Würzburg’u şöyle bir gezdikten sonra hemen yola koyulmamız gerekiyor. Bu akşam Rothenburg şehrinde kalacağız. Aslında programımız biraz aksadı Heidelberg şehrini normalde dün gezmemiz lazımdı, o yüzden bu güne çok şey kaldı ve çok sıkış sıkış gezmiş olduk akşama yetişmek içinde yemek ve dinlenme zamanından çalıyoruz.
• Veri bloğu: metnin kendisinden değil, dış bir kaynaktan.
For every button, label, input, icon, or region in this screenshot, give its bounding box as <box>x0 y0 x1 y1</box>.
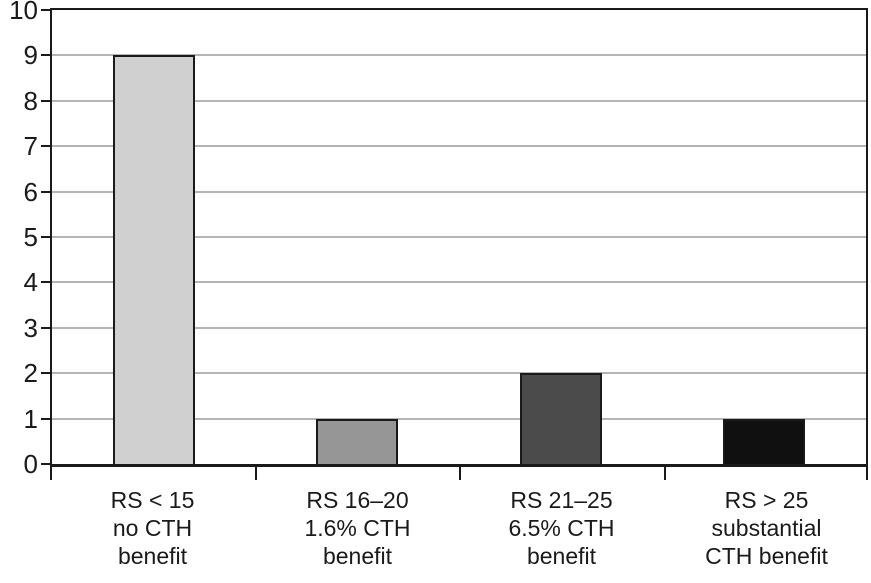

Arabamıza binip asıl Romantic Strabe yoluna başlamış oluyoruz. Yol boyunca yolun Romantic Strabe yolu olduğunu belirten tabelalar var yol gerçekten çok güzel her yer orman ağaç kasabalar ise tablo gibi yol boyunca kasabaların arasından geçtiğimiz için sürekli bir durma olayı yaşadık. Bir iki fotoğraf falan ama çok fazla vakit harcamadık çok geç olmadan Rothenburg’da ki otelimize varmamız lazım…

ROTHENBURG
Artık karanlık bastırdı ama Rothenberg’a da gelmiş olduk navigasyona otelimizin adresini girdik bulunduğu sokaktayız sanırım. Etrafımıza bakınıyoruz ama göremiyoruz. Burada bir yerde durup köşede ki pasta haneye soralım diyoruz.

Otelimiz
İskender inip soruyor, kadın; “adres burası buralarda olabilir” demiş, ben o sırada yukarıya doğru iki adım yürüyünce otelin adını görüyorum bile, Gästehaus Edith otelin adı çok küçük yazıldığından dikkat çekmiyor. Arabamızı park ettiğimiz yerin karşısı otel, hemen girip rezervasyon işlemlerimizi yapıyoruz. Otelimiz çok şirin dışarıdan küçücük bir kulübe gibi görünen otel içeriye girince labirent gibi bir dünya oda var. Bu arada otelimizin konumunun süper olduğunu söylemem gerek şiddetle tavsiye ederim. Bavulları odaya çıkartıp üst baş değişikliği ve at kendini dışarıya.
Bu şehir ayrı bir süslenmiş yılbaşı için, dışarıda ki ağaçlar, evler, süs eşyası satan dükkanlar yiyecek satan kulübeler, sıcak şarap hepsi çok güzel çok keyifliydi. Füssen Füssen şehri, diye tutturmuştum ama şimdi ikisini de gördükten sonra Rothenburg tek kelime ile muhteşem…
İşte geliyor gece bekçisi :)
Rothenburg romantic yolda kalınması en zorunlu şehir bence,  akşam yapılan gece bekçisi turu emsalsiz. Hiç bu kadar mistik bir olayın içinde yer almamıştım.
 
Ama dondurucu soğukta gezinti gerçekten çok zordu ben çok zevk aldığım için soğuğa pek aldırmadım. Ama yol boyunca kocam mızırdanıp durdu L ama yine de sonuna kadar yer aldık. Gece bekçisi turu tam saat 20:00 de ve ücreti 7€ ama pek kimse ücrete kafayı takmadı herkes 10€ verip geçti. (biz para üstümüzü almak için bekledik, utana sıkıla L ) Gece gezintisi de bittiğine göre artık dinlensek çok iyi olacak bugün çok yoğun bir gündü ayaklarım tutmuyor.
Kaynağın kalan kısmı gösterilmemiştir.